KURT’S IMPERFECT DIET

But much better than what I was doing before…

  • 5:00 AM – Wake up and drink a glass of water

  • 5:15 AM – Shave, shower and then “drink” a blended vegetable smoothie made of:

    • Kale

    • Spinach

    • Broccoli

    • Carrot

    • Beet (lots of this)
      Note: I blend four glasses of this mixture ahead of time, which I keep in the fridge. I don’t add anything to the smoothie other than the above ingredients and a little water or lemon juice to help get the blending started.

  • 5:30 AM – Single, large fried egg with a slice of buttered whole wheat toast which I share with the dog while watching the news on TV.

  • 8:00 AM – Large mixed salad (same ingredients used in the smoothie, but with two handfuls of nuts and dried berry trail mix). I sometimes use lemon juice for dressing.

  • 11:30 AM – Bowl of homemade chili with a slice of whole-wheat bread. I make a huge vat of chili every other Sunday, which I then portion out during the weeks to follow. The chili consists simply of a variety of beans and lots of finely chopped veggies. I season with a tablespoon of cumin and another tablespoon of chili powder.

  • 3:00 PM – Small bowl of lightly salted popped popcorn as a mid-day snack. I pop a week’s worth of popcorn on Sunday nights, which I then store in my cubicle at work. An alternative to the popcorn are a few slices of unsulfured and unsweetened dried mango. Over time, the mango has almost come to replace the popcorn.

  • 6:00 PM – Enjoy another smoothie (same as above).

  • 8:00 PM – Prepare and enjoy a healthy dinner. I’m lucky, as my wife is an excellent cook, and she makes outstanding Japanese meals for our dinner. I eat as much as I like of whatever she makes, which is always good and healthy, and satisfies whatever want of gluttony may linger at the end of the day.

 

     This menu is my own and reflects my limited sensibilities regarding taste. I’m sure that someone more adept in the kitchen might find better and more satisfying alternatives. Of key importance here is the absence of processed foods, sugary drinks or excessive sweets of any sort. I do allow myself an occasional fast food meal with my family, and an infrequent indulgence in salty snacks such as chips, or sweet desserts like a cookie or a piece of candy. Popcorn at the movies is a must, as well as a few other simple and periodic indulgences which help to give my life spice and interest, without taking away too much from my efforts at eating well. As for drinks, I limit my intake of coffee to no more than two cups a day (three if I’m writing), and I try to avoid fruit juice (too much sugar) and sodas. A beer or glass of wine are fine in the evening, though these seem to hold less appeal for me with each passing year. Starbucks is a must!
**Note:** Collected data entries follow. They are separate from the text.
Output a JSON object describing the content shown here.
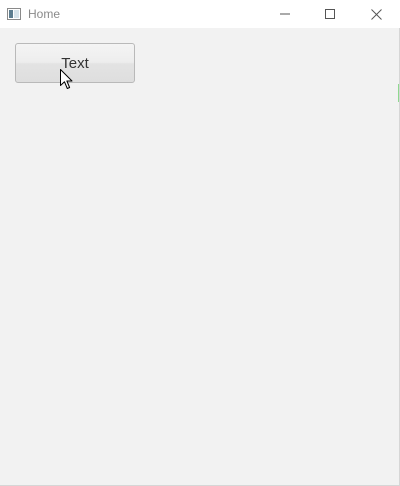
{
  "window": {
    "title": "Home",
    "app_icon": "window-app-icon",
    "controls": {
      "minimize_icon": "minimize-icon",
      "maximize_icon": "maximize-icon",
      "close_icon": "close-icon"
    }
  },
  "main": {
    "button_label": "Text"
  },
  "pointer": {
    "icon": "mouse-cursor-icon"
  },
  "colors": {
    "background": "#f2f2f2",
    "titlebar": "#ffffff",
    "title_text": "#8a8a8a",
    "button_border": "#b9b9b9",
    "button_text": "#333333"
  }
}
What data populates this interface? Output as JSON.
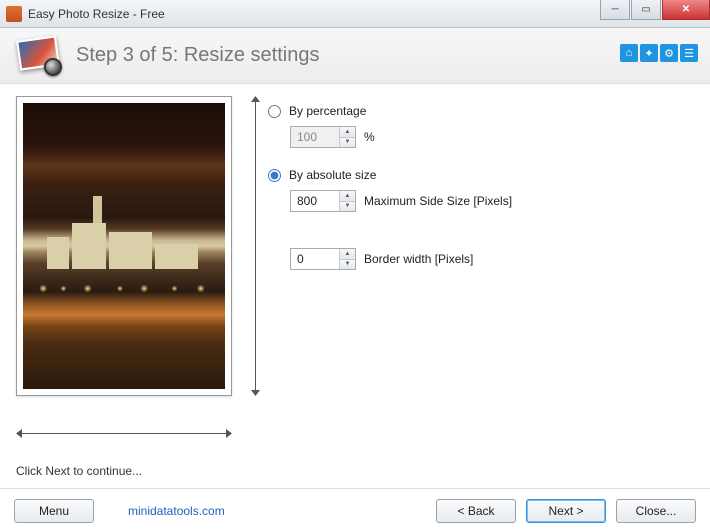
{
  "window": {
    "title": "Easy Photo Resize - Free"
  },
  "header": {
    "step_title": "Step 3 of 5: Resize settings",
    "toolbar": {
      "home": "⌂",
      "settings": "✦",
      "gear": "⚙",
      "list": "☰"
    }
  },
  "settings": {
    "by_percentage": {
      "label": "By percentage",
      "value": "100",
      "suffix": "%",
      "checked": false
    },
    "by_absolute": {
      "label": "By absolute size",
      "value": "800",
      "field_label": "Maximum Side Size [Pixels]",
      "checked": true
    },
    "border": {
      "value": "0",
      "field_label": "Border width [Pixels]"
    }
  },
  "hint": "Click Next to continue...",
  "footer": {
    "menu": "Menu",
    "link_text": "minidatatools.com",
    "back": "< Back",
    "next": "Next >",
    "close": "Close..."
  }
}
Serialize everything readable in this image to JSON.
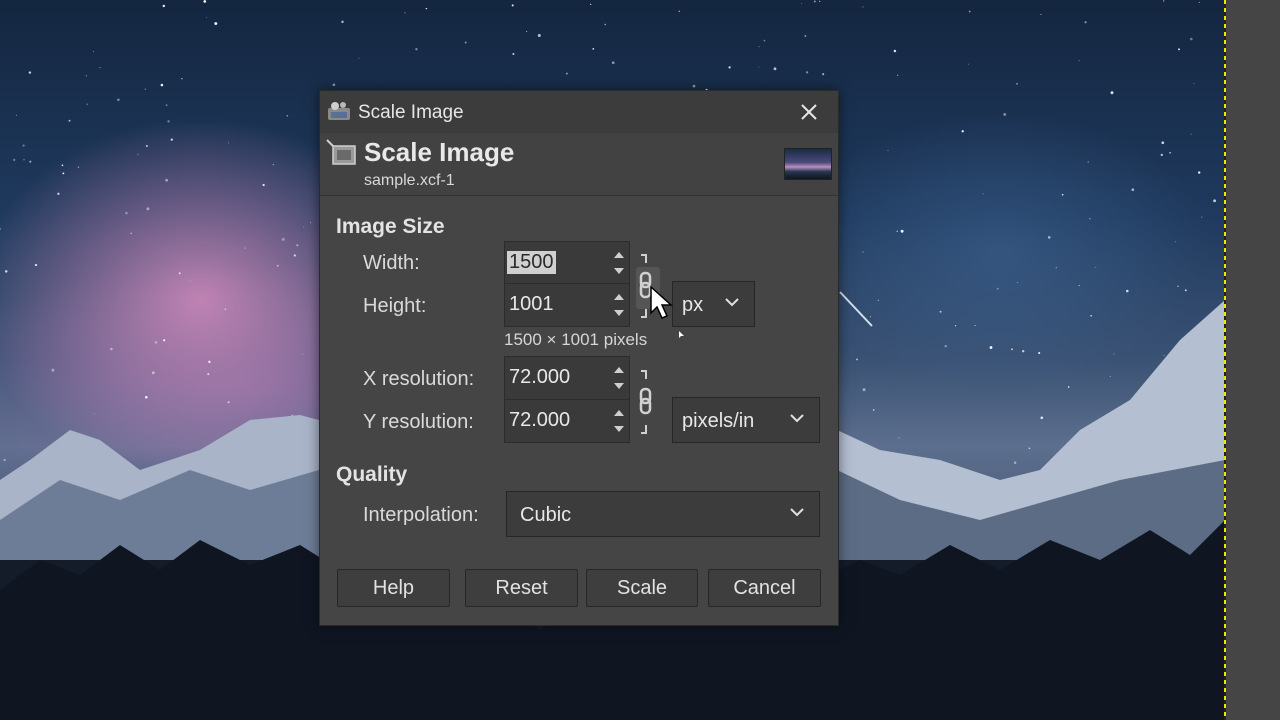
{
  "dialog": {
    "window_title": "Scale Image",
    "header_title": "Scale Image",
    "header_subtitle": "sample.xcf-1"
  },
  "image_size": {
    "section_title": "Image Size",
    "width_label": "Width:",
    "width_value": "1500",
    "height_label": "Height:",
    "height_value": "1001",
    "unit": "px",
    "pixel_info": "1500 × 1001 pixels",
    "xres_label": "X resolution:",
    "xres_value": "72.000",
    "yres_label": "Y resolution:",
    "yres_value": "72.000",
    "res_unit": "pixels/in"
  },
  "quality": {
    "section_title": "Quality",
    "interp_label": "Interpolation:",
    "interp_value": "Cubic"
  },
  "buttons": {
    "help": "Help",
    "reset": "Reset",
    "scale": "Scale",
    "cancel": "Cancel"
  },
  "colors": {
    "dialog_bg": "#454545",
    "canvas_edge": "#e8e800"
  },
  "icons": {
    "title_icon": "gimp-wilber-icon",
    "header_icon": "scale-image-icon",
    "close": "close-icon",
    "chain": "chain-link-icon",
    "chevron": "chevron-down-icon",
    "cursor": "mouse-pointer-icon"
  }
}
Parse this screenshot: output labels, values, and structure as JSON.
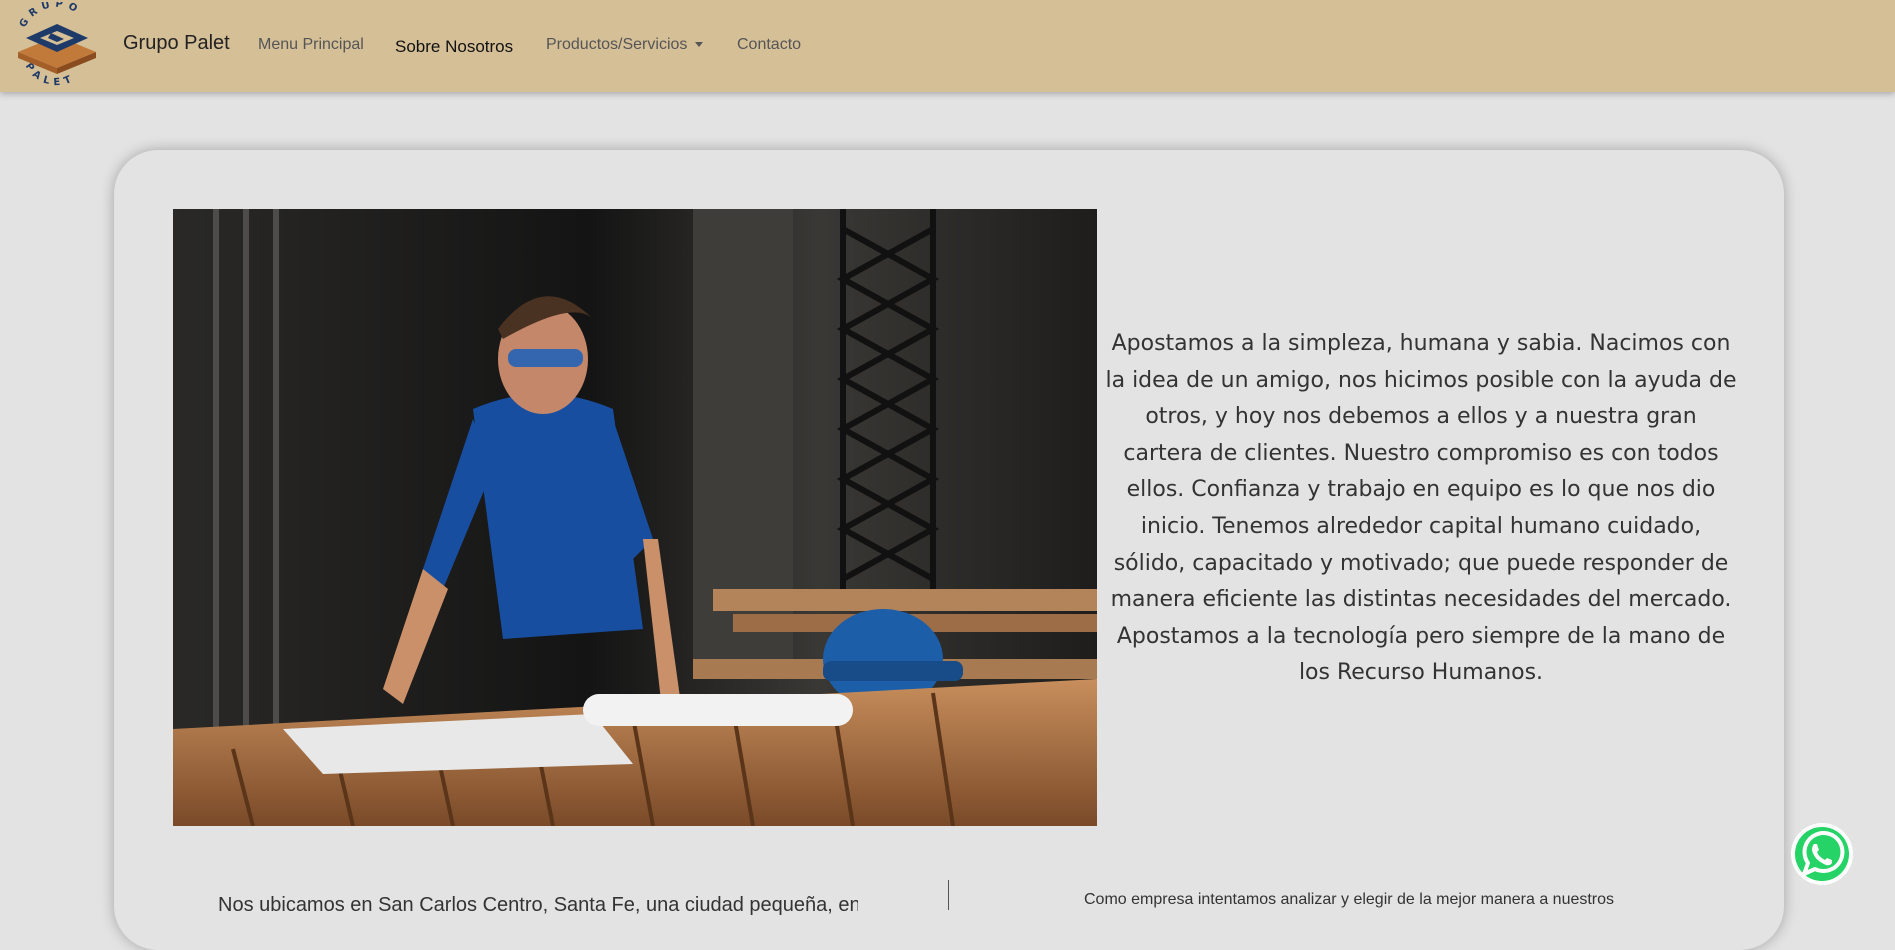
{
  "navbar": {
    "logo_top_text": "GRUPO",
    "logo_bottom_text": "PALET",
    "brand": "Grupo Palet",
    "links": [
      {
        "label": "Menu Principal"
      },
      {
        "label": "Sobre Nosotros",
        "active": true
      },
      {
        "label": "Productos/Servicios",
        "dropdown": true
      },
      {
        "label": "Contacto"
      }
    ]
  },
  "main": {
    "photo_icon": "worker-at-workbench-photo",
    "paragraph": "Apostamos a la simpleza, humana y sabia. Nacimos con la idea de un amigo, nos hicimos posible con la ayuda de otros, y hoy nos debemos a ellos y a nuestra gran cartera de clientes. Nuestro compromiso es con todos ellos. Confianza y trabajo en equipo es lo que nos dio inicio. Tenemos alrededor capital humano cuidado, sólido, capacitado y motivado; que puede responder de manera eficiente las distintas necesidades del mercado. Apostamos a la tecnología pero siempre de la mano de los Recurso Humanos.",
    "bottom_left_text": "Nos ubicamos en San Carlos Centro, Santa Fe, una ciudad pequeña, en",
    "bottom_right_text": "Como empresa intentamos analizar y elegir de la mejor manera a nuestros"
  },
  "whatsapp": {
    "icon": "whatsapp-icon"
  },
  "colors": {
    "navbar": "#d5bf97",
    "background": "#e3e3e3",
    "logo_blue": "#1e3a68",
    "logo_orange": "#c27a3a",
    "whatsapp_green": "#25d366"
  }
}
My favorite is a Grande-sized, extra-hot mocha with two pumps of syrup and whipped cream—after all, everyone’s gotta have an indulgence or two to punctuate the serious and difficult work of living well. I occasionally enjoy this particular treat in the evening, after work, when I sit down to answer my personal email, as I find the sugar/caffeine boost to be a nice stimulation to my improved human response.

 

     I can’t emphasize enough how important I’ve found diet to be in the pursuit of a happy, balanced life. I was 47 years old when I developed this diet, and sadly spent so many years feeling tired, anxious, irritable, unproductive and downright unhappy, before I learned the very common-sense fact that what I ate and drank, and how much I moved, impacted greatly the biochemistry of body and mind. If you choose to attempt only one aspect of my proposals in this book, then I recommend the adoption of a healthy diet and light program of exercise as the thing to do.

 

Action: The Path of Wildness

     Once healthy, and in a position of understanding regarding the possible deeper fear and trial which makes life such a challenge to those who wish to live a meaningful life, as well as peace of mind when thinking of what apparently doesn’t follow when life is through, you may then be ready to act in the direction of wisdom. Indeed, you may be prepared to rise to your full stature as a man or woman of reason, to apply this faculty towards the higher, perhaps seemingly more worthy acts of a well-lived life. This then, is the time to step upon The Path of Wildness.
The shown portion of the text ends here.